The trustee of a trust has granted a loan to the trust to buy a holiday home. Section 7C was therefore applied to the loan. The holiday home became a primary residence in 2023 this tax year. Will Section 7C still apply or will there be a portion in this tax year treated as a Section 7C loan and a portion as the exemption of Section 7C?
Has the trustee, by granting a loan to a trust for the purchase of a holiday home that has since become a primary residence, affected the application of Section 7C?
Section 7C of the Act
Interpretation Note 67 Connected Persons
Section 7C applies when a loan has been directly or indirectly provided to a trust in relation to which that natural person is a connected person and no interest (or interest below the official rate of interest) is charged on the loan. The loan was provided by the trustees of the trust, therefore, they are considered connected persons of that trust.
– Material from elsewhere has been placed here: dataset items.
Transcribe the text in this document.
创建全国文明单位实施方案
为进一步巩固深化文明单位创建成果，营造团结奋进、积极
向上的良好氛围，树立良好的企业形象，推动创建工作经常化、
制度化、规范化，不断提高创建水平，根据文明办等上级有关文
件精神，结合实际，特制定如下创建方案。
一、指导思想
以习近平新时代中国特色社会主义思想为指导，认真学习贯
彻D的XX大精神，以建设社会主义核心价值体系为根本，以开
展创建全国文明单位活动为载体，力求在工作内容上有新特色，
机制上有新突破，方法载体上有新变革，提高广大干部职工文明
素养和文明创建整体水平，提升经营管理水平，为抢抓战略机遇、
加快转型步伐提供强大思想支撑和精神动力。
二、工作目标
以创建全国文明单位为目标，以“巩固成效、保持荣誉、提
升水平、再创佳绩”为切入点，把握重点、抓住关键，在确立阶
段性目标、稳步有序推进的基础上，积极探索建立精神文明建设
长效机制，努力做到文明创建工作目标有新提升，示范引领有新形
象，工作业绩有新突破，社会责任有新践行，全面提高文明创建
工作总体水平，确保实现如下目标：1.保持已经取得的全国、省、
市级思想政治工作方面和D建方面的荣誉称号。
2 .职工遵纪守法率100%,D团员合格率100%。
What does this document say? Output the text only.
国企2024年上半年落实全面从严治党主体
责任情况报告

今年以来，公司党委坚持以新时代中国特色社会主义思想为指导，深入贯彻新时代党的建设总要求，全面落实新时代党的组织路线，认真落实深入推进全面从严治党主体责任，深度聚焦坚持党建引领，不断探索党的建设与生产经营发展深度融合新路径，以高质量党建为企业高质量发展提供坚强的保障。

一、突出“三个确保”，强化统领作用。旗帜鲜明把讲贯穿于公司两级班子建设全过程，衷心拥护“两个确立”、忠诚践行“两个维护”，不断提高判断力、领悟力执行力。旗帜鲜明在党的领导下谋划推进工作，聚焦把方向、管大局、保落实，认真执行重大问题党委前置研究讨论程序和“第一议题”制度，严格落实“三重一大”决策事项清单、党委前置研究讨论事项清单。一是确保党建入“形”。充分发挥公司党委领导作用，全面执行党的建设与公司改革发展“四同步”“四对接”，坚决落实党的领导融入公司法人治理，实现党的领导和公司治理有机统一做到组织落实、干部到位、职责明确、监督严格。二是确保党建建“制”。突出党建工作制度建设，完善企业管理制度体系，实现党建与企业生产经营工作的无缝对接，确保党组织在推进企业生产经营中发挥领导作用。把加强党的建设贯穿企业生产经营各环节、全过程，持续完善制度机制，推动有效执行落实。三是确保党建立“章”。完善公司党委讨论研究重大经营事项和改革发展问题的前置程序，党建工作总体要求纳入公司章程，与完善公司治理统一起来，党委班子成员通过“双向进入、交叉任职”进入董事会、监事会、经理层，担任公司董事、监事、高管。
In terms of section 7C(5), the tax consequences of section 7C will not apply if the trust used the proceeds from the loan to acquire a primary residence, which is used by the lender of the loan or his/her spouse.
The trustee is the provider of a loan to the trust and a connected person in relation to the trust. Furthermore, the trust used the proceeds from the loan to acquire a primary residence which is used by the trustee as a primary residence, therefore s 7C(2) and s 7C(3) will not apply in terms of s 7C(5).